He brought his bride home and life went on as placidly as before. But soon rumors of wars began to spread. The foreigners had openly declared their wish to take the country for themselves and many battles had been fought between them and the Mexicans. One day, a man from San Antonio came. He told them what he himself had seen with his own eyes. Santa Anna had destroyed all the Americans with his army and there was nothing more to fear from them.
Don Cesareo was sorry they had all been killed. Like the good Catholic that he was, he had even said a few prayers for the repose of their souls.

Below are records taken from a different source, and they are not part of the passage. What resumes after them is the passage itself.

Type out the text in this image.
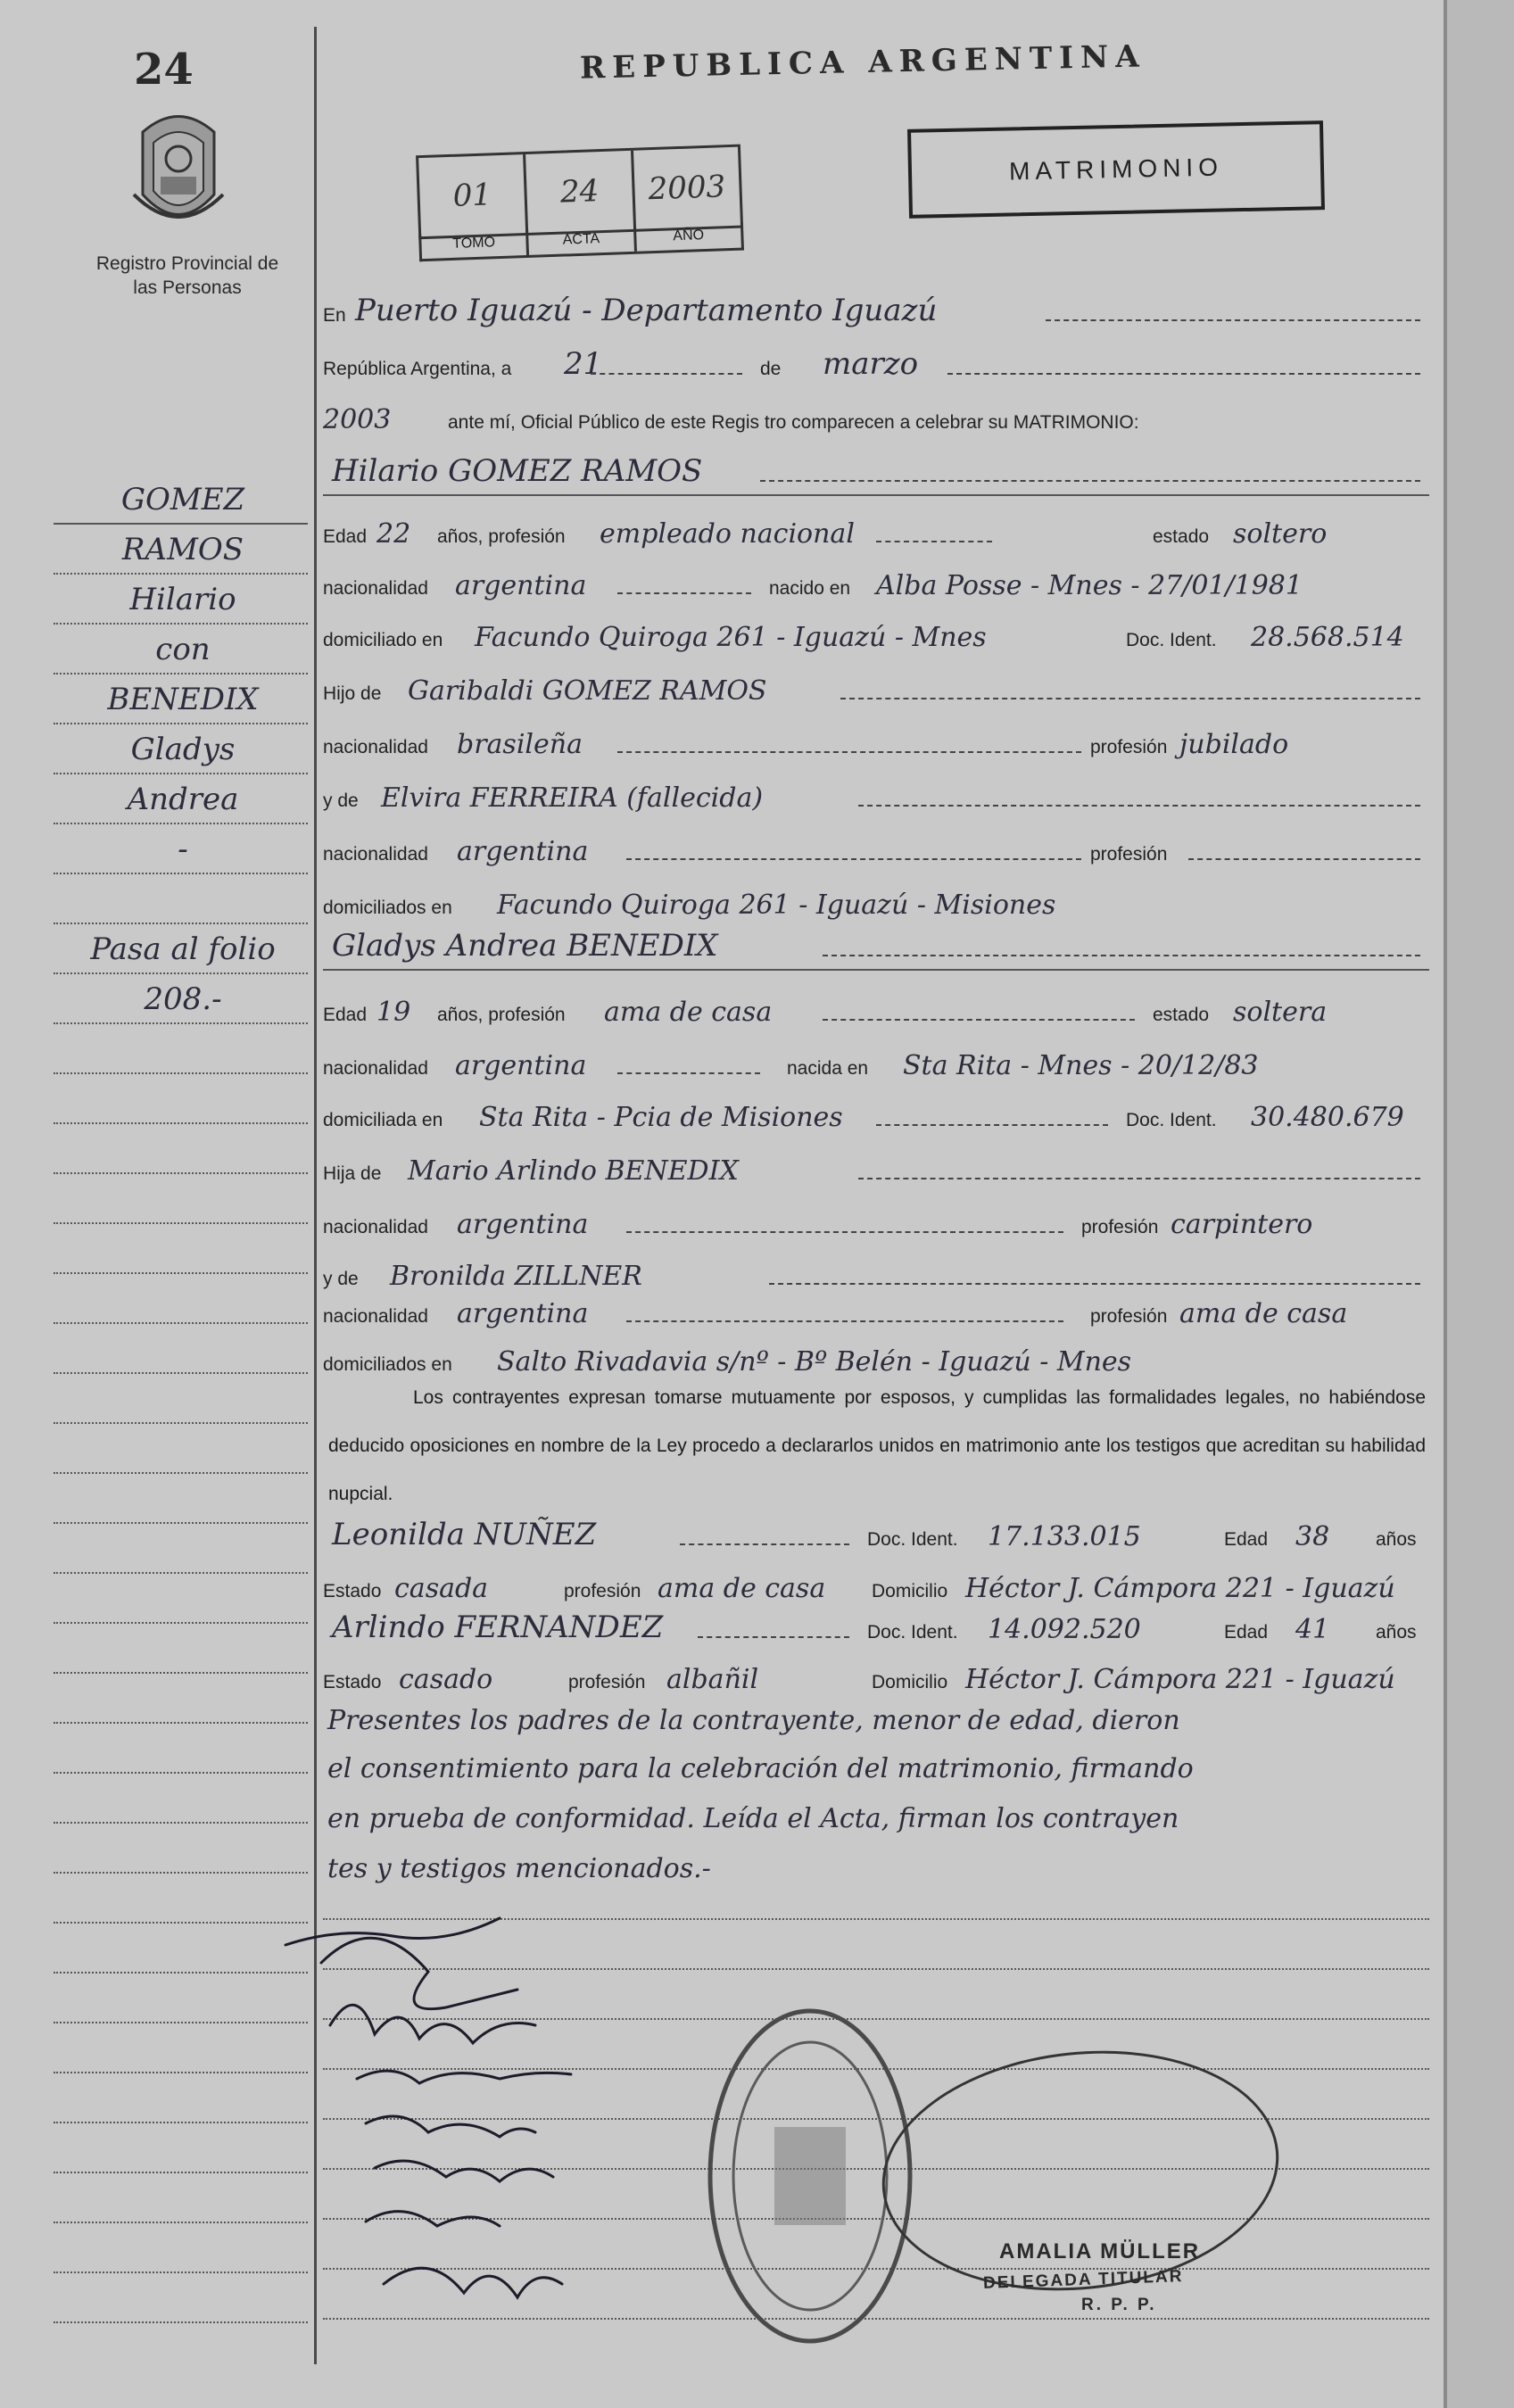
24
Registro Provincial de las Personas
REPUBLICA ARGENTINA
01	24	2003
TOMO	ACTA	AÑO
MATRIMONIO
En Puerto Iguazú - Departamento Iguazú
República Argentina, a 21	de marzo
2003	ante mí, Oficial Público de este Regis tro comparecen a celebrar su MATRIMONIO:
Hilario GOMEZ RAMOS
Edad 22 años, profesión empleado nacional	estado soltero
nacionalidad argentina	nacido en Alba Posse - Mnes - 27/01/1981
domiciliado en Facundo Quiroga 261 - Iguazú - Mnes	Doc. Ident. 28.568.514
Hijo de Garibaldi GOMEZ RAMOS
nacionalidad brasileña	profesión jubilado
y de Elvira FERREIRA (fallecida)
nacionalidad argentina	profesión
domiciliados en Facundo Quiroga 261 - Iguazú - Misiones
Gladys Andrea BENEDIX
Edad 19 años, profesión ama de casa	estado soltera
nacionalidad argentina	nacida en Sta Rita - Mnes - 20/12/83
domiciliada en Sta Rita - Pcia de Misiones	Doc. Ident. 30.480.679
Hija de Mario Arlindo BENEDIX
nacionalidad argentina	profesión carpintero
y de Bronilda ZILLNER
nacionalidad argentina	profesión ama de casa
domiciliados en Salto Rivadavia s/nº - Bº Belén - Iguazú - Mnes
Los contrayentes expresan tomarse mutuamente por esposos, y cumplidas las formalidades legales, no habiéndose deducido oposiciones en nombre de la Ley procedo a declararlos unidos en matrimonio ante los testigos que acreditan su habilidad nupcial.
Leonilda NUÑEZ	Doc. Ident. 17.133.015	Edad 38 años
Estado casada	profesión ama de casa Domicilio Héctor J. Cámpora 221 - Iguazú
Arlindo FERNANDEZ	Doc. Ident. 14.092.520	Edad 41 años
Estado casado	profesión albañil	Domicilio Héctor J. Cámpora 221 - Iguazú
Presentes los padres de la contrayente, menor de edad, dieron
el consentimiento para la celebración del matrimonio, firmando
en prueba de conformidad. Leída el Acta, firman los contrayen
tes y testigos mencionados.-
GOMEZ
RAMOS
Hilario
con
BENEDIX
Gladys
Andrea
-
Pasa al folio
208.-
AMALIA MÜLLER
DELEGADA TITULAR
R. P. P.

But that was as it should be, he thought. Why should they have come to a land that was not theirs? Did they not have a country of their own? Poor foolish men, these foreigners be, he mused, to think they could take anything away from Mexico. Mexicans were courageous and could fight! Hadn’t they heard how the Mexicans had driven out the mighty armies of the king of Spain from their country? He shuddered at the mere thought of the approach of these Americans. These men who were heretics should not come to Christian territory. He had read in a history his father left him that the Americans were the same as English, and the English had always been the enemies of Spain. One of his ancestors, if he remembered right, a captain of a Spanish galleon, had been killed by the English pirate Drake. Not only were they enemies of Spain but at one time the English had even dared to oppose the Pope, and all because he would not allow their king to have more than one wife. And if history was true the king’s lawful wife had been a Spanish princess. Ah! these Americanos had a deathly heritage. They were the born enemies of every thing Spanish, and consequently they were the enemies of the Mexicans. Certainly, thought Don Cesareo, God, who was a Catholic, could not allow these people who were His enemies to take the land away from them!
When news came that Santa Anna had been defeated and that his troops had been forced to leave the country he felt as though the world was going mad. He could not believe it. It was impossible! How could these interlopers, these vandals take what had been given his ancestors by the king of Spain?
For a while nothing more was heard. Perhaps the news was not true. And then one morning when he and his caporal* were riding through the pastures they had been accosted by a stranger who told them he had come to take possession of their land. And when he had replied that the stranger must be mistaken because he, Don Cesareo, was the rightful owner, the foreigner had taken out his pistol and had killed the caporal without any warning.
“Let that be a lesson to you Mexicans,” the man had said, “that’s how we shall deal with any one who opposes us, and unless you leave the country you shall be treated the same.”
That had been the beginning of the struggle for possession of the land the Mexicans owned and the Americans coveted. During the period of lawlessness that followed, when both Americans and Mexicans stole freely from each other, the latter as a conquered race paid the greater price. While the American ranchmen prospered and profited, the Texas-Mexican landowners were forced to abandon their land. Only a few remained and those that stayed were those too powerful to be disturbed or those whose land was considered worthless. As a natural result frictions were constant along the frontier and the favorite pastime of both Mexican and American ranchmen was to see how much damage they could do to each other. A Mexican found stealing cattle from an American was hung. An American doing the same from a Mexican merely added a few head to his herd.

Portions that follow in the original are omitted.